Угнетенная его упорным и тупым непониманием правды, Вера сказала:
- Я люблю другого. Понимаете вы это?
Ей необходимо было окончательно разделаться со всем, что как-то связывало ее с Крупновым. Все-таки одной ей он читал свои рассказы, говорил, что за каждой строкой стоит она. Наконец, любопытно знать, за что же любит он ее.
- Вы большой выдумщик, вы опасный человек, - начала Вера, но Михаил прервал ее:
- Хватит, девушка, без каляку все ясно. Дискуссия по этому вопросу ничего нового не внесет ни в мою, ни в вашу жизнь.

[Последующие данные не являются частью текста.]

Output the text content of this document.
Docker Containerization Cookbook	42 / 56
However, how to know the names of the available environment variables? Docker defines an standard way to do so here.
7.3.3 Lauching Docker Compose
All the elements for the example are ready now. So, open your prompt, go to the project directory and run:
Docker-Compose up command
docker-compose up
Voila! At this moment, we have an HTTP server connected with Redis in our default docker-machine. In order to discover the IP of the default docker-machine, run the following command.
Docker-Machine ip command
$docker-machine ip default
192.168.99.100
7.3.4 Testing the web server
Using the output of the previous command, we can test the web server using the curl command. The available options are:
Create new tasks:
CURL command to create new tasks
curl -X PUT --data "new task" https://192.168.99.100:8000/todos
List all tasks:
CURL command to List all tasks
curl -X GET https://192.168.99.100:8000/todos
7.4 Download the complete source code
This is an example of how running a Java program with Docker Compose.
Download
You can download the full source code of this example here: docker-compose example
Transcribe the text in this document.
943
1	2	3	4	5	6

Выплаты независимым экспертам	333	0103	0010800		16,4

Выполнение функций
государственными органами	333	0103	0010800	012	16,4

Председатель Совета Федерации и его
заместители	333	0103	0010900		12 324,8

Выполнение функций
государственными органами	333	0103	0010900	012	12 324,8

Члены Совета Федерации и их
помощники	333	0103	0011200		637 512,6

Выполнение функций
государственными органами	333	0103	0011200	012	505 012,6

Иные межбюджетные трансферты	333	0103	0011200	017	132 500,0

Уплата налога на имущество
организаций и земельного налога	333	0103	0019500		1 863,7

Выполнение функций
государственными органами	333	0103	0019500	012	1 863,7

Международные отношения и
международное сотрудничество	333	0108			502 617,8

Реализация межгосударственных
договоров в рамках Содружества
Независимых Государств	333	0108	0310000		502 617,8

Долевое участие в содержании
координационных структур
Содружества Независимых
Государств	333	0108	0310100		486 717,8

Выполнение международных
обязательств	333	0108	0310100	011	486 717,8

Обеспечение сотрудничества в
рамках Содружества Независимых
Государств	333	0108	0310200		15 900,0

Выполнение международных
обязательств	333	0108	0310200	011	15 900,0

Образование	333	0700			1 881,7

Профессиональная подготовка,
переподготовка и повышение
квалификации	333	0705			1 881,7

Михаил достал из кармана смятый окурок, закурил. Роль передового человека не удалась, и теперь отпала необходимость томить себя. Наглотавшись дыму, сказал неприятным четким голосом, глядя на нее враждебно:
- Вы правы, я выдумал все: вас, себя.
Вера не понимала, когда он был более искренним, в то ли время, когда терялся, или сейчас.
Теперь, когда она знала, что он навсегда уезжает из Москвы, Вера почувствовала себя с ним свободнее, захотелось сказать ему, что она ошиблась, отвергая его дружбу. Но он, паясничая, поклонился и ушел. Вера удивилась: откуда взялась у него решительность, почему он так легко идет в своих огромных сапогах, бойко размахивая руками, будто возвращаясь с какого-то судилища, где окончательно оправдали его? Она вернулась домой подавленной.
На рассвете прошумел дождь, прибил пыль и копоть. Петухи пригородного совхоза голосисто подтягивали гудкам паровозов с Окружной дороги. Освеженный грозой воздух прозрачно обтекал четкие линии домов. На песчаной площадке пестро одетые говорливые детишки ковыряли палочками и лопаточками вчерашние следы взрослых, строили из мокрого песка свои города.
Вера украдкой наблюдала из окна за Михаилом. Он выносил к подъезду ящики с книгами. В плаще внакидку, с трубкой в зубах, он казался сейчас ловким, даже веселым. Легко перекидал огромные ящики в машину, играючи и совсем по-мальчишески толкнул в кабину шофера. Был парень как парень, а не мямля.
Он обманул ее надежды: не взглянул на ее окно. Крепко обняв на прощание седого коменданта, сел в кабину к шоферу, и машина, сердито чихнув, выкатила на мостовую.
"Зачем он признавался... зачем вчера?" - подумала Вера, и смутное сожаление мелькнуло в душе ее. Она попыталась забыть об этом, но, возникнув однажды, тревожная мысль продолжала расти, тащить за собой обидно-невеселые мысли, как одно звено цепи тянет другое.
"Жалко его? - допрашивала себя Вера. - Он найдет свое счастье, найдет человека по себе", - решила Вера, следуя странной всеобщей привычке людей играть даже на похоронах.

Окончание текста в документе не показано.